How can prospects guarantee their infrastructure is as much as the job for agentic AI?

It undoubtedly requires some stage of focus and understanding the shopper workload.

However one of many issues I see occurring throughout the market can also be over-rotation, the place infrastructure practitioners won’t essentially perceive the wants that come from both new enterprise logic or AI analysis.

And so, they have a tendency to overcompensate for the unknown. And that’s additionally fairly harmful, as a result of that creates a foul style within the mouth for organisations which might be beginning to ramp into totally different AI initiatives after they realise, OK, we overbought right here, we purchased the incorrect stuff right here.

The very first thing I’d say is that there are greatest practices out out there that ought to undoubtedly be adhered to.

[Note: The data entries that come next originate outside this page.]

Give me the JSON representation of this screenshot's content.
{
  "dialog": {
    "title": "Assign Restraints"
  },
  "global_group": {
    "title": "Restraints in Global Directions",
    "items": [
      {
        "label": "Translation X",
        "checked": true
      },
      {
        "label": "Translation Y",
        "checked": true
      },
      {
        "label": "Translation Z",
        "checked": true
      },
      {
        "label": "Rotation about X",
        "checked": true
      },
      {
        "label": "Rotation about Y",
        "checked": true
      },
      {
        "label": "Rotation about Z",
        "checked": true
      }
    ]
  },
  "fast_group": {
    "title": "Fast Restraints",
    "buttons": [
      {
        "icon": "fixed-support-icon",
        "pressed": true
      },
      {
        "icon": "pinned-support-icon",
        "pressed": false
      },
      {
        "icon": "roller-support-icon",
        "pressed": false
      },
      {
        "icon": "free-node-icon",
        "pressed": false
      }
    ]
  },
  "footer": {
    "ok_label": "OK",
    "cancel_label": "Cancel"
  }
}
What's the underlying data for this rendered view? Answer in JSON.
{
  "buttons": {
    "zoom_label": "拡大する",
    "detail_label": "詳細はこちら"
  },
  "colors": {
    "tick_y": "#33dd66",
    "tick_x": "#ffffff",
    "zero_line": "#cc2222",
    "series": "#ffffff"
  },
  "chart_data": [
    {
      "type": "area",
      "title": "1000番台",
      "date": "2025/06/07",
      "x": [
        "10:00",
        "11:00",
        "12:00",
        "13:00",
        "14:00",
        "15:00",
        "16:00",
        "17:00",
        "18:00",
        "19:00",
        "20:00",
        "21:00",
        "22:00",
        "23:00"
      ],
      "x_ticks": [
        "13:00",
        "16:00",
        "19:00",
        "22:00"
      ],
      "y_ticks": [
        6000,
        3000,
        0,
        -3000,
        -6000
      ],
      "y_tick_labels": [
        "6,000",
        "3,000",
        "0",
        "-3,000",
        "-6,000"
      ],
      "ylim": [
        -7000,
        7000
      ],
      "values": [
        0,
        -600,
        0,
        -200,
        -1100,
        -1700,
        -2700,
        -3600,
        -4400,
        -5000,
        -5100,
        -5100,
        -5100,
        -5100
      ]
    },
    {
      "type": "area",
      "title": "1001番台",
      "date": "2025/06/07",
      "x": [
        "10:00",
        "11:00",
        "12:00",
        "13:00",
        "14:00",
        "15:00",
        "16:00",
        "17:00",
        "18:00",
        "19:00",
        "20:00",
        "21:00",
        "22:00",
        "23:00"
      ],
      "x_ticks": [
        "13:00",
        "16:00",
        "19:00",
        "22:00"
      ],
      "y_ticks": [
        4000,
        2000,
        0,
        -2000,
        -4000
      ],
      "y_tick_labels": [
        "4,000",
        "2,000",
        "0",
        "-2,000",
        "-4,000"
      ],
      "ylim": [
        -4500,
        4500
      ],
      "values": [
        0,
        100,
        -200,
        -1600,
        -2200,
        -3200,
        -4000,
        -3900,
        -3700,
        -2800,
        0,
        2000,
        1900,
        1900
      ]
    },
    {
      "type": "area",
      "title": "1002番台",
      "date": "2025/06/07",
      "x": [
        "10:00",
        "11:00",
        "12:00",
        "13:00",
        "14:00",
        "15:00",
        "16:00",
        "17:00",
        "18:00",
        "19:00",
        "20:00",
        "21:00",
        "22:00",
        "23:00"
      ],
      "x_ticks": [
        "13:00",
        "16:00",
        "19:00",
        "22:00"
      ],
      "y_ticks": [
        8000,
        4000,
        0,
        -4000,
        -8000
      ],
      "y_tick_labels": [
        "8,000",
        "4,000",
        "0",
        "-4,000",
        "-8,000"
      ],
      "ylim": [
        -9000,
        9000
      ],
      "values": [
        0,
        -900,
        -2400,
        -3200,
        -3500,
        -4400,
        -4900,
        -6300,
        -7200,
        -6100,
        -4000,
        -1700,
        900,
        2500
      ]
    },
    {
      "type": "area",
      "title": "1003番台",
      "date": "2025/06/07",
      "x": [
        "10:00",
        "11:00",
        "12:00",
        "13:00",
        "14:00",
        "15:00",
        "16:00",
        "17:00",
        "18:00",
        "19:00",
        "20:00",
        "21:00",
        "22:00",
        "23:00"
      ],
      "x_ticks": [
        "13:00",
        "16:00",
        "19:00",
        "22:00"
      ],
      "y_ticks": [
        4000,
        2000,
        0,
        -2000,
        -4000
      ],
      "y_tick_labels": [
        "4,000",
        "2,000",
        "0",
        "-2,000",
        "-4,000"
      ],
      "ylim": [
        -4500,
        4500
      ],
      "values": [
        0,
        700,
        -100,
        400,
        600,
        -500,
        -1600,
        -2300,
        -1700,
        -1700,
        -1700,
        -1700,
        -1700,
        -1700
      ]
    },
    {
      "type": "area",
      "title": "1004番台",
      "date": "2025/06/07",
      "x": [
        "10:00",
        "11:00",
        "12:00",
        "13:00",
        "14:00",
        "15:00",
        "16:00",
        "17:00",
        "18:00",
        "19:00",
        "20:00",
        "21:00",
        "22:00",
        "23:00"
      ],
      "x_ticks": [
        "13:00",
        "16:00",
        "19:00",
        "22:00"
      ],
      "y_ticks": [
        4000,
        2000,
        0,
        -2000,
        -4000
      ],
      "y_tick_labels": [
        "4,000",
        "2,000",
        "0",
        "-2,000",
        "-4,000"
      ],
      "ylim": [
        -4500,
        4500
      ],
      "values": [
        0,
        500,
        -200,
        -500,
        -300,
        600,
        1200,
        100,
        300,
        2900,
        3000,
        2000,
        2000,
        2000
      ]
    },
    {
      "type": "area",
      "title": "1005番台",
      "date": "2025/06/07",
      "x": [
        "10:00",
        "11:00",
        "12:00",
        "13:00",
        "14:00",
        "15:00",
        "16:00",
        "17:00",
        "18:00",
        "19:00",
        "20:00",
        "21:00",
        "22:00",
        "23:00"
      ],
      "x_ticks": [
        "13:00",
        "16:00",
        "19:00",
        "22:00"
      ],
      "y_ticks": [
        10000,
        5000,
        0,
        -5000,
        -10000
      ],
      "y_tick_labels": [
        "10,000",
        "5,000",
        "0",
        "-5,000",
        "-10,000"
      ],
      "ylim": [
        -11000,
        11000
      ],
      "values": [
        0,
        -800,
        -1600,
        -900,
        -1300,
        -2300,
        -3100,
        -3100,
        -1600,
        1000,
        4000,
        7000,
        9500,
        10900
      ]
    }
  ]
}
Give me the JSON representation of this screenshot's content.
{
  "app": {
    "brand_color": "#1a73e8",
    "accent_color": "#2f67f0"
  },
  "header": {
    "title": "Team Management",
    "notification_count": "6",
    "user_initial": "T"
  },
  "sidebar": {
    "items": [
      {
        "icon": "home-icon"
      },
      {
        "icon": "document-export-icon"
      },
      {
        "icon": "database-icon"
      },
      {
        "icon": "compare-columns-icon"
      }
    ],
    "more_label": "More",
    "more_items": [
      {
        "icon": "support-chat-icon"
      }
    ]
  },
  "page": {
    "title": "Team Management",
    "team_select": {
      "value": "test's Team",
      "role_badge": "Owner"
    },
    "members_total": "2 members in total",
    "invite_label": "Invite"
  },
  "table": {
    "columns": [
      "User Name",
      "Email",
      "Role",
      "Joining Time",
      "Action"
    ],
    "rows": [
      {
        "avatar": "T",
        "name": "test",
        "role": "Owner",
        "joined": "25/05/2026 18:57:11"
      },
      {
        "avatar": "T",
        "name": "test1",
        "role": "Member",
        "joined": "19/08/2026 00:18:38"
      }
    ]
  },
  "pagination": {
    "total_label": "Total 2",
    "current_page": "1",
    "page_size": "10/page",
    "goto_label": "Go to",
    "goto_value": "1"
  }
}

Nvidia, for instance, has finished a very terrific job of serving to articulate what prospects want and sizing based on totally different GPU definitions, such that they’ll construct infrastructure that’s general-purpose and optimised, however not essentially over-architected. 

The second factor that I’d say is that hybrid cloud methods undoubtedly have to be reconciled, not solely only for infrastructure-as-a-service – do I deploy stuff in my datacentre? do I deploy some stuff in numerous AI clouds or public clouds? – but additionally totally different SaaS [software-as-a-service] providers.

The reason being that a whole lot of agentic work will occur there. You now have, for instance, Slack, that has its personal AI providers in it. Just about any main SaaS providing additionally has an AI sub-component that features some quantity of brokers. The very best factor to do is sit down with the appliance architects workforce, which a whole lot of our storage prospects don’t essentially all have shut connection to.

The second factor is to take a seat down with the database groups. Why? As a result of enterprise information warehouses have to be rethought and reimagined on this world of agentic computing, but additionally new sorts of databases are required within the type of vector databases. These have totally different necessities, on the infrastructure and compute in addition to on the storage stage.

Lastly, there must be some harmonisation round what is going to occur with the datacentre and throughout totally different clouds. That you must speak to the totally different distributors you’re employed with. That and the entire apply of serving to individuals with this.

We’ve acquired one thing like roughly about 1.2 million GPUs that we’ve been powering all over the world, and there’s all types of attention-grabbing approaches to not solely sizing, but additionally future-proofing information methods by understanding the way to proceed to scale if totally different AI tasks stick and show to achieve success.